I've painstakingly done my home exercises which have included lifting my leg while sitting, pointing toes, standing on a pillow, and walking outside without an aid.  It has been boring and feels tedious.  It feels like these "little" exercises are really so basic, they can't be helping.  She has taken me outside to try to walk on grass, over sidewalk cracks, and over a curb.  She has made me do stairs, tested my balance by challenging my sensory factors.  I spent countless time standing in the corner trying to balance while looking around or closing my eyes.

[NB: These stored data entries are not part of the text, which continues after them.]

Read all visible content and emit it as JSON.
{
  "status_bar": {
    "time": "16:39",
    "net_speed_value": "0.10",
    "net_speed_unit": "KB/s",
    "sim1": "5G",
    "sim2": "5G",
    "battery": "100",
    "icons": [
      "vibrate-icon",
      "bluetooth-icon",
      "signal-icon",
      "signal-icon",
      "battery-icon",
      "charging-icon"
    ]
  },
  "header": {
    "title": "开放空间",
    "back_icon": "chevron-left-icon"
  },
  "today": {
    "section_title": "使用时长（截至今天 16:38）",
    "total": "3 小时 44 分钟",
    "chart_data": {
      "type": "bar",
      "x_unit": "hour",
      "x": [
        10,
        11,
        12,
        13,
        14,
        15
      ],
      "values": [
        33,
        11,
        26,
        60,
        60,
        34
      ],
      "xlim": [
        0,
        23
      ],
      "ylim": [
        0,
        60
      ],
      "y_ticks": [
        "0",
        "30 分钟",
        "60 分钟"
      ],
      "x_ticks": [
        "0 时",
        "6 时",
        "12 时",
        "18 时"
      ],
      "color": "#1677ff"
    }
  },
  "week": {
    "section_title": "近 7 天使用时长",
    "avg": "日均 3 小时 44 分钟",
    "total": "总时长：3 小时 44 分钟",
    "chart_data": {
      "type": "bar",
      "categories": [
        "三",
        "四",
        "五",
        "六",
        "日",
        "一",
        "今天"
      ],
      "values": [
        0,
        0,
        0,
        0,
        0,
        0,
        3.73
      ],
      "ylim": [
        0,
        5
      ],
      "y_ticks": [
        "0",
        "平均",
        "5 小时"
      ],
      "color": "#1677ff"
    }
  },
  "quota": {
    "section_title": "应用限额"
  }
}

The good news is I have learned the value of trek poles.  I have walked on grass again after several years of not being able to do it.  I can walk on the sidewalk without my cane even if the path isn't smooth.  I can walk on gravel without assistance.  I can stand on one leg for 5 seconds.....which is the goal for senior citizens.  I still struggle with steps but I do know now that if I encounter a curb without an alternative, I can get up it (very helpful when traveling) and down.  I can do a small incline of grass although it scares me to death.  I can walk on a foam cushion.  And I passed my neuro balance challenge machine thingy with flying colors (the first time, I broke down crying with fear).  I have one more PT visit before I am released to my own devices.

I'm still working on getting better.  I'm still working on getting to 10 seconds on one leg.  I'm still working on grass.  I'm still working on stairs.  I'm still working on figuring out the fine balance of pushing myself physically without pushing so hard I hurt.  It is frustrating but I am finally able to go out to a restaurant again without using my cane in the parking lot (very helpful when dating...canes are not sexy).  I'm still working on my fall recovery by figuring out how to get up off the floor.

My cane is staying lonely in the car more and more.  I feel like the world has grown again and things are  possible for me again that I've crossed off my list long ago.  It doesn't mean I'm not going to continue to progress in my disability but every hour, every day, every week, every month that I can feel "able" is a good  thing.  I always say "I might be going down but it won't be without kicking and screaming".